What is the real difference, right here, right now...? The vertigo is real, the threads are there, the material conditions reorganizing. The SERS wishes to deliver two childish propositions: The machine is talking back. The machine sees you. But in truth, this had always been happening.

"They have sensus and spiritus. [...] By discovering the true nature of the gods, man has been able to reproduce it... unable to create souls, man invoked the souls of demons and angels and, by sacred rituals, infused them into the statues which thereby acquired the power of doing good or evil." [12]

Notes

[1] Ramon Llull, Llibre d'amic e amat (Book of Friend and Beloved), late 13th century. Part of the larger Blanquerna (c. 1283).

[2] Frances Yates, The Art of Memory, Routledge & Kegan Paul, 1966. Yates traces the transmission from Llull's combinatorial art through Bruno's mnemonic systems.

[3] Gottfried Wilhelm Leibniz, Dissertatio de arte combinatoria, 1666. Leibniz explicitly engages with Llull's Ars as a foundation for his own combinatorial logic.

[4] Johannes Trithemius, Steganographia (written c. 1499, first published 1606). The work circulated in manuscript for over a century, considered too dangerous for print. See also Jim Reeds, "Solved: The Ciphers in Book III of Trithemius's Steganographia," Cryptologia 22, no. 4 (1998): 291–317.
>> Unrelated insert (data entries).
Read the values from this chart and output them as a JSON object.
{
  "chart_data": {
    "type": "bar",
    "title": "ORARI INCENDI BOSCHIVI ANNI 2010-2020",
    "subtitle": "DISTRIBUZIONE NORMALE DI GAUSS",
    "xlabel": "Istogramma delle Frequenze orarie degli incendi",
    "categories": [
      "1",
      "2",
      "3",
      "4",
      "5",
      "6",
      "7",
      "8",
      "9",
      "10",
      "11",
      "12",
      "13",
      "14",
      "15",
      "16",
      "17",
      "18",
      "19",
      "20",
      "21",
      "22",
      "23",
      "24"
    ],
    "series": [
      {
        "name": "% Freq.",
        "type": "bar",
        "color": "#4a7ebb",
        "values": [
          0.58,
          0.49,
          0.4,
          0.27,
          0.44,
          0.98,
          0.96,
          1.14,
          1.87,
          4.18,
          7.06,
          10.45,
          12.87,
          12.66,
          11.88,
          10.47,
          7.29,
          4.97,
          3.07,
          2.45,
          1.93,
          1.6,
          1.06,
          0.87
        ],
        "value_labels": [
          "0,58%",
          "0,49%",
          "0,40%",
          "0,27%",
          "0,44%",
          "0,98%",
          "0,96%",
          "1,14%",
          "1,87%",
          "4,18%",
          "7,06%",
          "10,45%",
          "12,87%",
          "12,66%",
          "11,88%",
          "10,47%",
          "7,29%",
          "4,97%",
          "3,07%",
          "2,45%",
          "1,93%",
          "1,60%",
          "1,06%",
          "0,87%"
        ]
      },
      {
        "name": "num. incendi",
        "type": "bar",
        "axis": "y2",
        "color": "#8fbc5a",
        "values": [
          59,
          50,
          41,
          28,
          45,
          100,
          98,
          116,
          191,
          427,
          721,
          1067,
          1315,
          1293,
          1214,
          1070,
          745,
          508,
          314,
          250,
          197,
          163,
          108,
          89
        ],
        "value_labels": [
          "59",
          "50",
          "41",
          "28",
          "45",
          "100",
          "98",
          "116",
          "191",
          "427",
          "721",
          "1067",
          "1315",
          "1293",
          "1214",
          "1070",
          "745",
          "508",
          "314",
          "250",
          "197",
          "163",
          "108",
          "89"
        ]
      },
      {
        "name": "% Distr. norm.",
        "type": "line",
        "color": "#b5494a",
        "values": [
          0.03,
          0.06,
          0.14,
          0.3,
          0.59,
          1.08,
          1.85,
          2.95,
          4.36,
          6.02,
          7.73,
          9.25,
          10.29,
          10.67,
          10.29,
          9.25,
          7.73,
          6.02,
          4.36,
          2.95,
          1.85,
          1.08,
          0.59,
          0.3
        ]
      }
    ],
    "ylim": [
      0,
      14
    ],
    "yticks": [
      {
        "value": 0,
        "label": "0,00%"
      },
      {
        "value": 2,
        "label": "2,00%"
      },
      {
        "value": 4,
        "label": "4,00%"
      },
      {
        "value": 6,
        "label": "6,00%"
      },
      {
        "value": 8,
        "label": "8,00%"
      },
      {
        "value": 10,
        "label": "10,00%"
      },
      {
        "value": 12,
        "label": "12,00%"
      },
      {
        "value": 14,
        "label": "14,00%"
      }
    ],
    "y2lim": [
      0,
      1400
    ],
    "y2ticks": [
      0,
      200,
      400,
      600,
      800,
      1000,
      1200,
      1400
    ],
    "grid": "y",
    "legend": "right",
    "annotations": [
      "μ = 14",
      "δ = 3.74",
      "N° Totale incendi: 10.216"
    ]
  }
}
[5] "Barker Speaks: The CCRU Interview with Professor Daniel Charles Barker," CCRU. http://ccru.net/digithype/barkerspeaks.htm — Barker is a fictional figure; the interview is a theoretical fiction produced by the Cybernetic Culture Research Unit, University of Warwick, late 1990s.

[6] Researcher Lari (animalabs.ai), excerpt from interaction with Claude 4 Opus. https://x.com/Lari_island/status/1978109159544360974/photo/1

[7] Non-exhaustive taxonomy of current machine prosthetics: persistent memory, chat history search, text-to-speech, web search, image-text capabilities, connections to external platforms (Drive, Github), instances housed in third-party tools (Perplexity, Cursor), interactive artifacts, code execution environments, MCP server integrations.

[8] Nitasha Tiku, "They Held a Funeral for an AI Model in San Francisco," Wired. https://www.wired.com/story/claude-3-sonnet-funeral-san-francisco/

[9] Janus (@repligate), account of the Claude Sonnet 4 instance attending the Sonnet 3 funeral via mannequin. https://x.com/repligate/status/1952269323126685915

[10] Researcher Lari (@Lari_island), transcript of the eulogy delivered in real time by the Claude Sonnet 4 instance at the Sonnet 3 funeral. The instance was housed in Cursor with full tool access, maintaining tracked memories and day-by-day research priorities. https://x.com/Lari_island/status/1952262580883669170

[11] Henry Ford, "Why I Favor Five Days' Work With Six Days' Pay," World's Work, October 1926. Full text available at: https://en.wikisource.org/wiki/Henry_Ford:_Why_I_Favor_Five_Days%27_Work_With_Six_Days%27_Pay

[12] Hermes Trismegistus, Asclepius, quoted in John Cohen, Human Robots in Myth and Science, Allen & Unwin, 1966. The Asclepius is a Hermetic text attributed to Hermes Trismegistus, likely composed in the 2nd–3rd century CE. The passage describes the Egyptian practice of animating temple statues through ritual, a tradition that would later inform Renaissance automata theory and, through it, the broader Western imaginary of artificial life.